After a great, but quick, birding trip to northwestern Ecuador, Rafael Cortes and your blogger host were again in Colombia's capital city, Bogota, making our bags in order to start the last part of this epic trip... we were heading to the eastern lowlands, to the llanos and the amazonic region around San José del Guaviare, in the department of Guaviare (and where the road actually ends!). For this part of the trip we were joined by Mauricio Rueda, a friend of Rafael who only counts the birds he photographs... and is very good doing that! We left the busy Bogota city and took the same highway that we used for our first birding trip out of the huge city some weeks before (with Oswaldo). The winding road runs parallel to a rushing river, and I was searching it, trying to find the Fasciated Tiger-Heron that we saw the last time, but no luck on that (photo from that day).

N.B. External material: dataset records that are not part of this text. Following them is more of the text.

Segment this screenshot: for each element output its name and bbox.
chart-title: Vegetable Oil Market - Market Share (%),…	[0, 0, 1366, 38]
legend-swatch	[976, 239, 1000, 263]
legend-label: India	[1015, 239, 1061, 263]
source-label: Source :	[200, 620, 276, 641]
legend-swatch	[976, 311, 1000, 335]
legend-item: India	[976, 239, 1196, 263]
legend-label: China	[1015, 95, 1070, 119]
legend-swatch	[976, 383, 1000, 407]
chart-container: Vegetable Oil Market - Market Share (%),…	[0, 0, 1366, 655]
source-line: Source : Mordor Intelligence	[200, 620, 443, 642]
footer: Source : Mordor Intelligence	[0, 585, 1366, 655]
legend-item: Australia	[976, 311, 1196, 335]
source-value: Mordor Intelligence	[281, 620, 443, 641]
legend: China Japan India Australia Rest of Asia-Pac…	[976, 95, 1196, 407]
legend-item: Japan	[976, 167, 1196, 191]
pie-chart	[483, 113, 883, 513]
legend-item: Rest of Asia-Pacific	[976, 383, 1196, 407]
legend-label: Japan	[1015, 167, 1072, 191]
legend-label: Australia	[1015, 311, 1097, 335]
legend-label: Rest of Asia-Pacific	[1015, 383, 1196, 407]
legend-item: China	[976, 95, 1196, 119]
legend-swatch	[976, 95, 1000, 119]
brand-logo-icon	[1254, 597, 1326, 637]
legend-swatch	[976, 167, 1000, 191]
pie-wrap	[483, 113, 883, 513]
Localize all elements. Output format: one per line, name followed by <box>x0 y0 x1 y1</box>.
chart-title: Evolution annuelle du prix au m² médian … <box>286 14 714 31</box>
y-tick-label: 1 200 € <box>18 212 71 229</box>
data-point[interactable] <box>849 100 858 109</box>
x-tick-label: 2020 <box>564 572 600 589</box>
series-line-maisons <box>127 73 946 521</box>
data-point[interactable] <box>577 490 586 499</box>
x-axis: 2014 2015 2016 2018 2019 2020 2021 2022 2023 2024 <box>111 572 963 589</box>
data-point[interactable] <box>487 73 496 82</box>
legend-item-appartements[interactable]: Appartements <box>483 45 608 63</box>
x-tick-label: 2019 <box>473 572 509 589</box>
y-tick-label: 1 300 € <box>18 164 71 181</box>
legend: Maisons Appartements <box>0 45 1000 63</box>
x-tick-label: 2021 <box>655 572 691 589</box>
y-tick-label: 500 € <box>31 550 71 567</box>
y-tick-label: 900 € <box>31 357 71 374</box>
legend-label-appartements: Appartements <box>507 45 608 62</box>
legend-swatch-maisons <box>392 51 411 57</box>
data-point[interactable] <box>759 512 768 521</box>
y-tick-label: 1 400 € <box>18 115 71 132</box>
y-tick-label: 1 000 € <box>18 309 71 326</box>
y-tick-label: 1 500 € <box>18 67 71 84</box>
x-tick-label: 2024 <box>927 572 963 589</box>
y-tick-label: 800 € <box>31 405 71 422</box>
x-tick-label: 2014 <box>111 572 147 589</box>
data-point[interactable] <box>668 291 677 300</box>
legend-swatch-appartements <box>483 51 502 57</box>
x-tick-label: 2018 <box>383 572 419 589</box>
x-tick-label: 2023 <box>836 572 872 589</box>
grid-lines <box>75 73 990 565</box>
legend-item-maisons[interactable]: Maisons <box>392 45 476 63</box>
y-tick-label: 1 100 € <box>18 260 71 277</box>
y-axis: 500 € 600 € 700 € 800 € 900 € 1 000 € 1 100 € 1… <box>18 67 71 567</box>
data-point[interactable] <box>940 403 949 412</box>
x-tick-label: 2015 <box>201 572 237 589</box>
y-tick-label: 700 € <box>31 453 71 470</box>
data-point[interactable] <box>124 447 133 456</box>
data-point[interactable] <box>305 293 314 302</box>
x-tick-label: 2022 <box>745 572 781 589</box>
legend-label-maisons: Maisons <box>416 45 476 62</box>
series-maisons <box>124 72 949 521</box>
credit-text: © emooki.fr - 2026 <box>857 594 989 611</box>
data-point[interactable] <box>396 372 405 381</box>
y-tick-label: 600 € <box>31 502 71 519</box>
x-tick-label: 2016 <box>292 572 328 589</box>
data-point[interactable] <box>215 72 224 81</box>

However, we saw several others birds from the car, including Cliff Flycatchers, Lesser Swallow-tailed Swifts, Crested Oropendola, Magpie Tanager (near the Monterredondo), and many more.
Scarlet Ibis. Mauricio spotted a flock so Rafael stopped the car in order to have better views... it was a spectacular lifer for me, that color is unreal! Compare it with the abundant Bare-faced Ibis in the second photo (also a immature Wattled Jacana in the same frame).
Playa Guio, our home for the next three days. The cabins were in the opposite of the Caño Negro creek, so we left the car and loaded the boat with all the bags and photographic equipment. We started birding immediately... the first birds being hordes of ancient-looking Hoatzines (we were no longer in the Andes anymore!).
White-eared Jacamars were flycatching while a gang of noisy Thrush-like Wrens inspected every single branch around the house.
Ruddy Pigeon started to call right in front of us and soon we were having good views of this canopy dweller.
I'm used to the heat... but in Playa Guio, it was suffocating... however, we enjoyed the beauty of the forest and the river. A pair of Scarlet Macaws flew in front of us... they turned out to be semi-pets of the house, but they wander freely in the forest (I'm not including this species in my list, of course).
At our cabin (powered by solar panels), we have a close encounter with a young Rufescent Tiger-Heron that allowed some VERY nice photos! This was our second Tiger-Heron for Colombia.